Dilahirkan dan dibesarkan dalam lingkungan keluarga pesantren di Sabi, pandeglang banten menjadi awal yang sangat berpengaruh dalam perjalanan hidup beliau. Suasana keagamaan serta bimbingan agama Islam yang diberikan oleh orangtuanya semasa kecil sangat mempengaruhi pembentukan karakter dan semangat KH. Tubagus Muhammad Falak untuk menuntut ilmu pengetahuan agama Islam serta mengamalkan ilmu tersebut demi kepentingan masyarakat luas.

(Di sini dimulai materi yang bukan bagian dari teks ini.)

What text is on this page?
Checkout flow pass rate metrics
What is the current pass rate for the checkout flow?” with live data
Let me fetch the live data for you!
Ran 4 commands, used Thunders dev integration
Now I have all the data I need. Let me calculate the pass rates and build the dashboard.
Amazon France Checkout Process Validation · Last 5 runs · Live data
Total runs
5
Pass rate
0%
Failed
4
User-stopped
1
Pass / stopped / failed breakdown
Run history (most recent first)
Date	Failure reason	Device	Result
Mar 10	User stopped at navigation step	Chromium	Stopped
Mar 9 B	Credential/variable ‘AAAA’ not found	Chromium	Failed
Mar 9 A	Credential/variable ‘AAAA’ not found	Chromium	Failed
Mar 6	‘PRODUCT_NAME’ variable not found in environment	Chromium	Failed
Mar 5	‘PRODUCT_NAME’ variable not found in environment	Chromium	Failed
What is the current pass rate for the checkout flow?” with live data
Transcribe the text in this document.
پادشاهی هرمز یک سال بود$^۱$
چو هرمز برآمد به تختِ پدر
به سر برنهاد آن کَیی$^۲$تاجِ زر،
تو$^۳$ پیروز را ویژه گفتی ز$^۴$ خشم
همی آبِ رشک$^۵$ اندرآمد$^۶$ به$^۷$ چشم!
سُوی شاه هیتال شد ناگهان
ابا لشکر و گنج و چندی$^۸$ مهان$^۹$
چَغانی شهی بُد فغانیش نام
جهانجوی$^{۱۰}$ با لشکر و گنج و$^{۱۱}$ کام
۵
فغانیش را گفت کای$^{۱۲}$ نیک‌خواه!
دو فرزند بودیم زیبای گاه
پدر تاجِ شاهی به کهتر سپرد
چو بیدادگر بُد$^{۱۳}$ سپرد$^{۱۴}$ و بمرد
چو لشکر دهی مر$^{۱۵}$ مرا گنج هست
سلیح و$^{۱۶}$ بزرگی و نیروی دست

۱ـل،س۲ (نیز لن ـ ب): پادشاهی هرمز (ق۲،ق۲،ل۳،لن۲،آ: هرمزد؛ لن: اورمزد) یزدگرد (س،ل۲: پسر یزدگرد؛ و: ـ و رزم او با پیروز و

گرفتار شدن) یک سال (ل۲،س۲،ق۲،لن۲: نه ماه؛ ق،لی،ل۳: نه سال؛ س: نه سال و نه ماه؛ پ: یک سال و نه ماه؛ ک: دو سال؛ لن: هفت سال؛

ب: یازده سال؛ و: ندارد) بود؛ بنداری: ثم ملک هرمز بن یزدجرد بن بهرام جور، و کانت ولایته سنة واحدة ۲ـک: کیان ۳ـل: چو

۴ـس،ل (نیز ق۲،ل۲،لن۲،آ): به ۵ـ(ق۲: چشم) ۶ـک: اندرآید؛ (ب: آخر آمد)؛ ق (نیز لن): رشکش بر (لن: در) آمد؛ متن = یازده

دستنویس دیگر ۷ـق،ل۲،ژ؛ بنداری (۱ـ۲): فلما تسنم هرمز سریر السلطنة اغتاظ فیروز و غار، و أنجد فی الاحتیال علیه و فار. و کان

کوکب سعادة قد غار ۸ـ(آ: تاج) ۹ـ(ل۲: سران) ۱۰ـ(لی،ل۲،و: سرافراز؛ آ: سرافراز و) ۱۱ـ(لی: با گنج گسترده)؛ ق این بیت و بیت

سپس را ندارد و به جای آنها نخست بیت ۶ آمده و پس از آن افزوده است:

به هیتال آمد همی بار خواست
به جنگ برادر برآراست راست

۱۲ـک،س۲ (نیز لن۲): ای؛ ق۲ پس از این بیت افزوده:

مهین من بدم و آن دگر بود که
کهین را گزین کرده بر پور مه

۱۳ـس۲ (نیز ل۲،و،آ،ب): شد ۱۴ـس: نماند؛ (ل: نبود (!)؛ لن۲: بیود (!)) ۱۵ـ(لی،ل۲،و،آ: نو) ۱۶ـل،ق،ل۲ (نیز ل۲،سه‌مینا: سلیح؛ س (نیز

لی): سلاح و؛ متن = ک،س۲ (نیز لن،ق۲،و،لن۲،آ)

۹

Setelah selesai mempelajari beberapa kitab dalam bidang bahasa, fiqh dan terutama aqidah dari orangtuanya hingga usia 15 tahun, KH. Tubagus Muhammad Falak yang sejak kecil mempelajari Al-Quran dan tergolong cerdas dalam menyerap pengetahuan Islam serta pintar dalam menguasai ilmu beladiri ini pernah memperdalam pengetahuan agamanya di Cirebon dan beberapa ulama banten diantaranya Syekh Abdul Halim Kadu Peusing atas anjuran KH. Tubagus Abbas.
Di usia 15 tahun tepatnya pada tahun 1857, MH. Tubagus Muhammad Falak diberangkatkan oleh orangtuanya ke Mekah untuk menunaikan lbadah haji dan menuntut berbagai bidang ilmu perngetahuan agama di sana. Selama mukim di Mekkah beliau bertempat tinggal bersama salah seorang gurunya yang merupakan ulama besar lndonesia bernama Syekh Abdul Karim banten sesuai dengan anjuran salah seorang gurunya selama di Banten yaitu Syekh Sohib Kadu Pinang.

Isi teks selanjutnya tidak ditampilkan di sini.